Alternators make amps, and starters use amps. As long as there is a happy balance between amps put into the battery and amps pulled out of the battery, the battery stays charged, the vehicle starts and life is good. The amps produced by the alternator offset the amps used by the starter and the other electrical and electronic systems on the vehicle. And if the alternator can’t make enough amps, the battery will make up the difference.

What exactly is an amp? It’s a unit of measure that describes current flow in an electrical circuit (similar to water flowing through a pipe). Plug your cell phone into a USB port to recharge it and you’ll use about 1 to 2 amps. This may not sound like much current, but in reality it is a HUGE number of electrons (something like 6.2 with 18 zeros after it per second!).

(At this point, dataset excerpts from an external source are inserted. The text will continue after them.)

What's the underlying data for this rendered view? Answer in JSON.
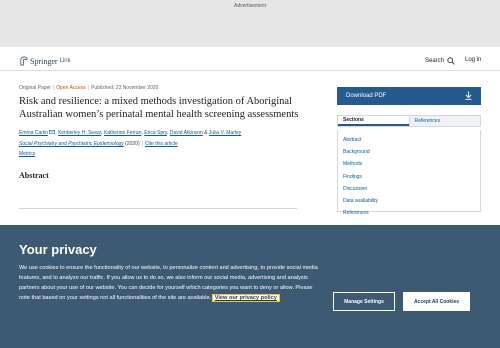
{
  "ad": {
    "label": "Advertisement"
  },
  "header": {
    "logo_text": "Springer",
    "logo_sub": "Link",
    "search_label": "Search",
    "login_label": "Log in"
  },
  "article": {
    "type": "Original Paper",
    "access": "Open Access",
    "published": "Published: 23 November 2020",
    "title": "Risk and resilience: a mixed methods investigation of Aboriginal Australian women’s perinatal mental health screening assessments",
    "authors": [
      "Emma Carlin",
      "Kimberley H. Seear",
      "Katherine Ferrari",
      "Erica Spry",
      "David Atkinson"
    ],
    "author_last": "Julia V. Marley",
    "author_and": "&",
    "journal": "Social Psychiatry and Psychiatric Epidemiology",
    "year": "(2020)",
    "cite": "Cite this article",
    "metrics": "Metrics",
    "abstract_heading": "Abstract"
  },
  "sidebar": {
    "download_label": "Download PDF",
    "tabs": [
      {
        "label": "Sections"
      },
      {
        "label": "References"
      }
    ],
    "sections": [
      "Abstract",
      "Background",
      "Methods",
      "Findings",
      "Discussion",
      "Data availability",
      "References"
    ]
  },
  "cookie": {
    "title": "Your privacy",
    "text": "We use cookies to ensure the functionality of our website, to personalize content and advertising, to provide social media features, and to analyze our traffic. If you allow us to do so, we also inform our social media, advertising and analysis partners about your use of our website. You can decide for yourself which categories you want to deny or allow. Please note that based on your settings not all functionalities of the site are available.",
    "policy_link": "View our privacy policy",
    "manage_label": "Manage Settings",
    "accept_label": "Accept All Cookies"
  },
  "colors": {
    "brand": "#245b8e",
    "link": "#0a5fa3",
    "open_access": "#c65301",
    "cookie_bg": "#3d5a73"
  }
}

Volts, on the other hand, are the force that pushes the electrons through the circuit (like water pressure in a pipe). Ordinary lead-acid car batteries are 12 volts, although a fully charged battery will actually read 12.66 to 12.7 volts. To push electrons (amps) back into the battery, the alternator’s output voltage must be higher than battery voltage, and typically ranges from 13.5 to 15.9 volts depending on the battery’s state of charge, the electrical load on the system and temperature.

Alternator ratings range from about 60 or 70 amps up to 150 amps or more on many late-model vehicles. Some high-output alternators can generate upward of 200 amps. The amp rating of the alternator is matched to the vehicle’s electrical system. Older vehicles with fewer accessories may only need a 70- or 80-amp alternator, while a newer vehicle with lots of electronics and accessories may need a 120- to 160-amp alternator.

Replacement alternators always should have the same or higher amp rating than the original unit to maintain the correct amp balance. But even this may not be enough if a vehicle has been equipped with a high-amp aftermarket sound system or auxiliary lighting. It may be necessary to upgrade to a higher-output alternator.

Amp loads vary a great deal depending on the battery’s state of charge, what electrical devices are being used and how much power they consume. Cranking an engine on a cold morning may pull upward of 200 amps or more from the battery. Prolonged cranking can drain the battery very quickly and overheat and damage the starter. The amps used to start the engine have to be replaced once the engine starts.

Additional amp loads that have to be offset include the ignition system (4 to 6 amps) fuel pump and injectors (6 to 8 amps), headlights (15 to 40 amps), electric defrosters (20 to 25 amps), heated seats (5 to 7 amps per seat, wipers (6 amps), A/C or heater blower motor (15 to 20 amps on high) and/or sound system (10 to 40 amps). Add up various combinations of these loads and its easy to exceed 100 amps.

An alternator only produces a fraction of its peak-rated output at idle because output depends on speed. The engine usually has to be revved above 2000 RPM before the amp output really ramps up. Consequently, excessive idling with high amp loads, or short-trip infrequent driving with high amp loads, often leads to discharged batteries and overworked alternators. This, in turn, can lead to alternator overheating and premature failure.

If an alternator isn’t producing enough amps to keep the battery up, or if a starter seems sluggish or fails to crank the engine, the battery, charging system and starting system need to be checked to determine what’s wrong. A questionable alternator or starter always should be bench-tested to verify its condition before it is replaced, to reduce unnecessary returns and warranty claims.